With a threatening gesture of his hand, he turned from the door,
and Ferrier heard his heavy step scrunching along the shingly path.

He was still sitting with his elbows upon his knees,
considering how he should broach the matter to his daughter
when a soft hand was laid upon his, and looking up, he saw
her standing beside him. One glance at her pale, frightened
face showed him that she had heard what had passed.

"I could not help it," she said, in answer to his look.
"His voice rang through the house. Oh, father, father,
what shall we do?"

"Don't you scare yourself," he answered, drawing her to him,
and passing his broad, rough hand caressingly over her
chestnut hair. "We'll fix it up somehow or another.
You don't find your fancy kind o' lessening for this chap,
do you?"

A sob and a squeeze of his hand was her only answer.

"No; of course not. I shouldn't care to hear you say you
did. He's a likely lad, and he's a Christian, which is more
than these folk here, in spite o' all their praying and
preaching. There's a party starting for Nevada to-morrow,
and I'll manage to send him a message letting him know the
hole we are in. If I know anything o' that young man, he'll
be back here with a speed that would whip electro-telegraphs."

Lucy laughed through her tears at her father's description.

"When he comes, he will advise us for the best. But it is
for you that I am frightened, dear. One hears -- one hears
such dreadful stories about those who oppose the Prophet:
something terrible always happens to them."

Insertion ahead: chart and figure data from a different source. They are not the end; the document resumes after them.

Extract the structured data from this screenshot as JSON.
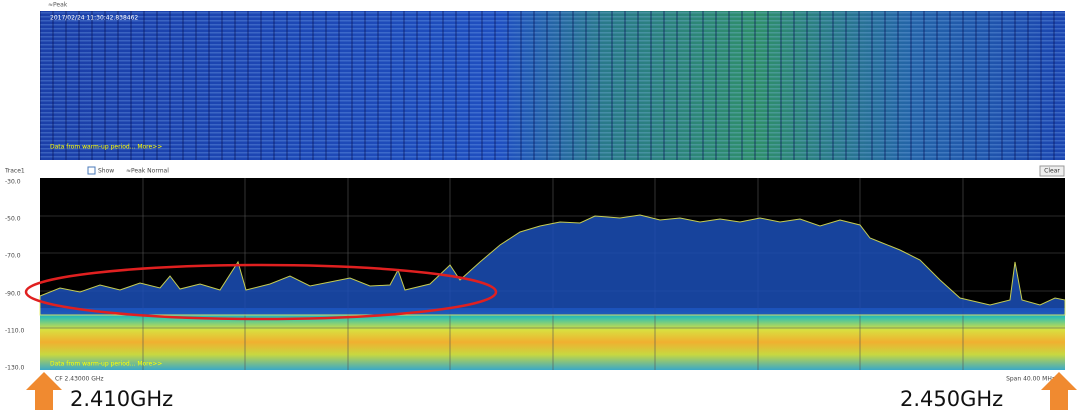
{
  "waterfall": {
    "label": "≈Peak",
    "timestamp": "2017/02/24 11:30:42.838462",
    "note": "Data from warm-up period... More>>"
  },
  "spectrum": {
    "trace": "Trace1",
    "show": "Show",
    "mode": "≈Peak Normal",
    "clear": "Clear",
    "y_labels": [
      "-30.0",
      "-50.0",
      "-70.0",
      "-90.0",
      "-110.0",
      "-130.0"
    ],
    "note": "Data from warm-up period... More>>",
    "center": "CF 2.43000 GHz",
    "span": "Span 40.00 MHz"
  },
  "annotations": {
    "left": "2.410GHz",
    "right": "2.450GHz"
  }
}
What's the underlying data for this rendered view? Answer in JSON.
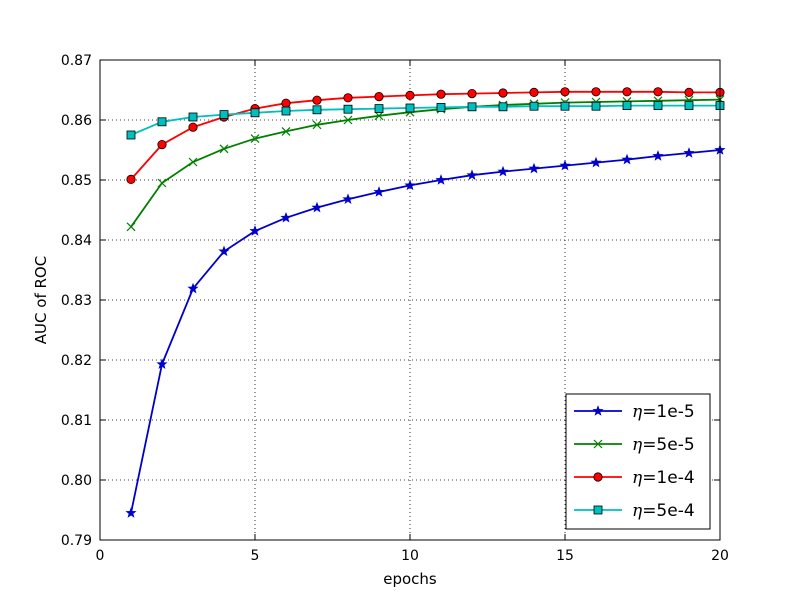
{
  "chart_data": {
    "type": "line",
    "title": "",
    "xlabel": "epochs",
    "ylabel": "AUC of ROC",
    "xlim": [
      0,
      20
    ],
    "ylim": [
      0.79,
      0.87
    ],
    "xticks": [
      "0",
      "5",
      "10",
      "15",
      "20"
    ],
    "yticks": [
      "0.79",
      "0.80",
      "0.81",
      "0.82",
      "0.83",
      "0.84",
      "0.85",
      "0.86",
      "0.87"
    ],
    "grid": true,
    "legend_position": "lower-right",
    "x": [
      1,
      2,
      3,
      4,
      5,
      6,
      7,
      8,
      9,
      10,
      11,
      12,
      13,
      14,
      15,
      16,
      17,
      18,
      19,
      20
    ],
    "series": [
      {
        "name": "η=1e-5",
        "legend_symbol": "η",
        "legend_value": "=1e-5",
        "color": "#0000cc",
        "marker": "star",
        "values": [
          0.7945,
          0.8193,
          0.8319,
          0.8381,
          0.8415,
          0.8437,
          0.8454,
          0.8468,
          0.848,
          0.8491,
          0.85,
          0.8508,
          0.8514,
          0.8519,
          0.8524,
          0.8529,
          0.8534,
          0.854,
          0.8545,
          0.855
        ]
      },
      {
        "name": "η=5e-5",
        "legend_symbol": "η",
        "legend_value": "=5e-5",
        "color": "#008000",
        "marker": "x",
        "values": [
          0.8422,
          0.8495,
          0.853,
          0.8552,
          0.8569,
          0.8581,
          0.8592,
          0.86,
          0.8607,
          0.8613,
          0.8618,
          0.8622,
          0.8625,
          0.8627,
          0.8629,
          0.863,
          0.8631,
          0.8632,
          0.8633,
          0.8634
        ]
      },
      {
        "name": "η=1e-4",
        "legend_symbol": "η",
        "legend_value": "=1e-4",
        "color": "#ff0000",
        "marker": "circle",
        "values": [
          0.8501,
          0.8559,
          0.8588,
          0.8605,
          0.8619,
          0.8628,
          0.8633,
          0.8637,
          0.8639,
          0.8641,
          0.8643,
          0.8644,
          0.8645,
          0.8646,
          0.8647,
          0.8647,
          0.8647,
          0.8647,
          0.8646,
          0.8646
        ]
      },
      {
        "name": "η=5e-4",
        "legend_symbol": "η",
        "legend_value": "=5e-4",
        "color": "#00bfbf",
        "marker": "square",
        "values": [
          0.8575,
          0.8597,
          0.8605,
          0.8609,
          0.8612,
          0.8615,
          0.8617,
          0.8618,
          0.8619,
          0.862,
          0.8621,
          0.8622,
          0.8622,
          0.8623,
          0.8623,
          0.8623,
          0.8624,
          0.8624,
          0.8624,
          0.8624
        ]
      }
    ]
  }
}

"But we haven't opposed him yet," her father answered.
"It will be time to look out for squalls when we do.
We have a clear month before us; at the end of that,
I guess we had best shin out of Utah."

"Leave Utah!"

"That's about the size of it."

"But the farm?"

"We will raise as much as we can in money, and let the rest go.
To tell the truth, Lucy, it isn't the first time I have
thought of doing it. I don't care about knuckling under to
any man, as these folk do to their darned prophet. I'm a
free-born American, and it's all new to me. Guess I'm too
old to learn. If he comes browsing about this farm, he might
chance to run up against a charge of buckshot travelling in
the opposite direction."

"But they won't let us leave," his daughter objected.

"Wait till Jefferson comes, and we'll soon manage that.
In the meantime, don't you fret yourself, my dearie,
and don't get your eyes swelled up, else he'll be walking into
me when he sees you. There's nothing to be afeared about,
and there's no danger at all."

John Ferrier uttered these consoling remarks in a very
confident tone, but she could not help observing that he paid
unusual care to the fastening of the doors that night, and
that he carefully cleaned and loaded the rusty old shotgun
which hung upon the wall of his bedroom.